Savcılık suçun yasal koşulları oluştuğunu savunarak TBMM’den Paylan’ın dokunulmazlığının kaldırılmasını istedi.
Paylan’dan açıklama
Garo Paylan gelişme üzerine Agos’a yaptığı açıklamada şunları söyledi:
“Ailemin ve halkımın yaşadığı büyük felaketi hep soykırım olarak tanımladım. Türkiye'nin milletvekili olarak da Ermeni halkına karşı devlet kararıyla işlenen suçun TBMM'de görüşülmesini ve adının konulmasını talep ettim. Her yerde olduğu gibi ilgili röportajda da soykırım derken, 301. maddede söylendiği gibi Türk halkını değil, soykırımın faili dönemin cuntasını ve soykırımcı zihniyeti hedef aldım. Türkiye maalesef eski alışkanlıklarına geri dönüyor.
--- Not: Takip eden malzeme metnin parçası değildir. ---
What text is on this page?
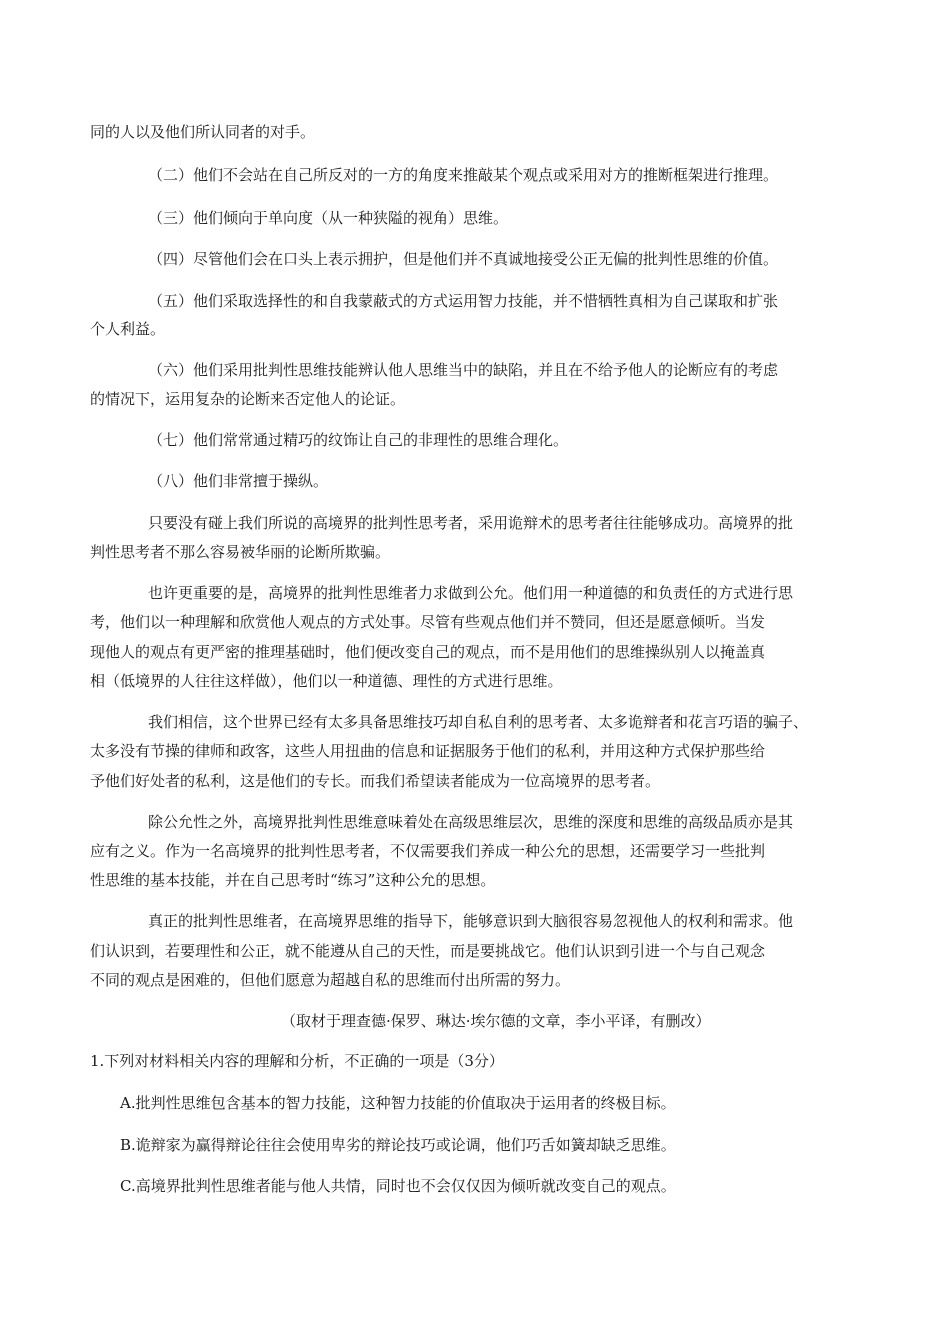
同的人以及他们所认同者的对手。
（二）他们不会站在自己所反对的一方的角度来推敲某个观点或采用对方的推断框架进行推理。
（三）他们倾向于单向度（从一种狭隘的视角）思维。
（四）尽管他们会在口头上表示拥护，但是他们并不真诚地接受公正无偏的批判性思维的价值。
（五）他们采取选择性的和自我蒙蔽式的方式运用智力技能，并不惜牺牲真相为自己谋取和扩张
个人利益。
（六）他们采用批判性思维技能辨认他人思维当中的缺陷，并且在不给予他人的论断应有的考虑
的情况下，运用复杂的论断来否定他人的论证。
（七）他们常常通过精巧的纹饰让自己的非理性的思维合理化。
（八）他们非常擅于操纵。
只要没有碰上我们所说的高境界的批判性思考者，采用诡辩术的思考者往往能够成功。高境界的批
判性思考者不那么容易被华丽的论断所欺骗。
也许更重要的是，高境界的批判性思维者力求做到公允。他们用一种道德的和负责任的方式进行思
考，他们以一种理解和欣赏他人观点的方式处事。尽管有些观点他们并不赞同，但还是愿意倾听。当发
现他人的观点有更严密的推理基础时，他们便改变自己的观点，而不是用他们的思维操纵别人以掩盖真
相（低境界的人往往这样做），他们以一种道德、理性的方式进行思维。
我们相信，这个世界已经有太多具备思维技巧却自私自利的思考者、太多诡辩者和花言巧语的骗子、
太多没有节操的律师和政客，这些人用扭曲的信息和证据服务于他们的私利，并用这种方式保护那些给
予他们好处者的私利，这是他们的专长。而我们希望读者能成为一位高境界的思考者。
除公允性之外，高境界批判性思维意味着处在高级思维层次，思维的深度和思维的高级品质亦是其
应有之义。作为一名高境界的批判性思考者，不仅需要我们养成一种公允的思想，还需要学习一些批判
性思维的基本技能，并在自己思考时“练习”这种公允的思想。
真正的批判性思维者，在高境界思维的指导下，能够意识到大脑很容易忽视他人的权利和需求。他
们认识到，若要理性和公正，就不能遵从自己的天性，而是要挑战它。他们认识到引进一个与自己观念
不同的观点是困难的，但他们愿意为超越自私的思维而付出所需的努力。
（取材于理查德·保罗、琳达·埃尔德的文章，李小平译，有删改）
1.下列对材料相关内容的理解和分析，不正确的一项是（3分）
A.批判性思维包含基本的智力技能，这种智力技能的价值取决于运用者的终极目标。
B.诡辩家为赢得辩论往往会使用卑劣的辩论技巧或论调，他们巧舌如簧却缺乏思维。
C.高境界批判性思维者能与他人共情，同时也不会仅仅因为倾听就改变自己的观点。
Geçmişle yüzleşme talepleri yeniden baskılanmaya çalışılıyor. Şu bilinmelidir ki, savcılar ve 301. maddeden ceza almam için izin veren hükümet, beni ne bugün yaşananlarla ilgili ne de geçmişte yaşananlarla ilgili adalet mücadelemden geri adım attıramaz.”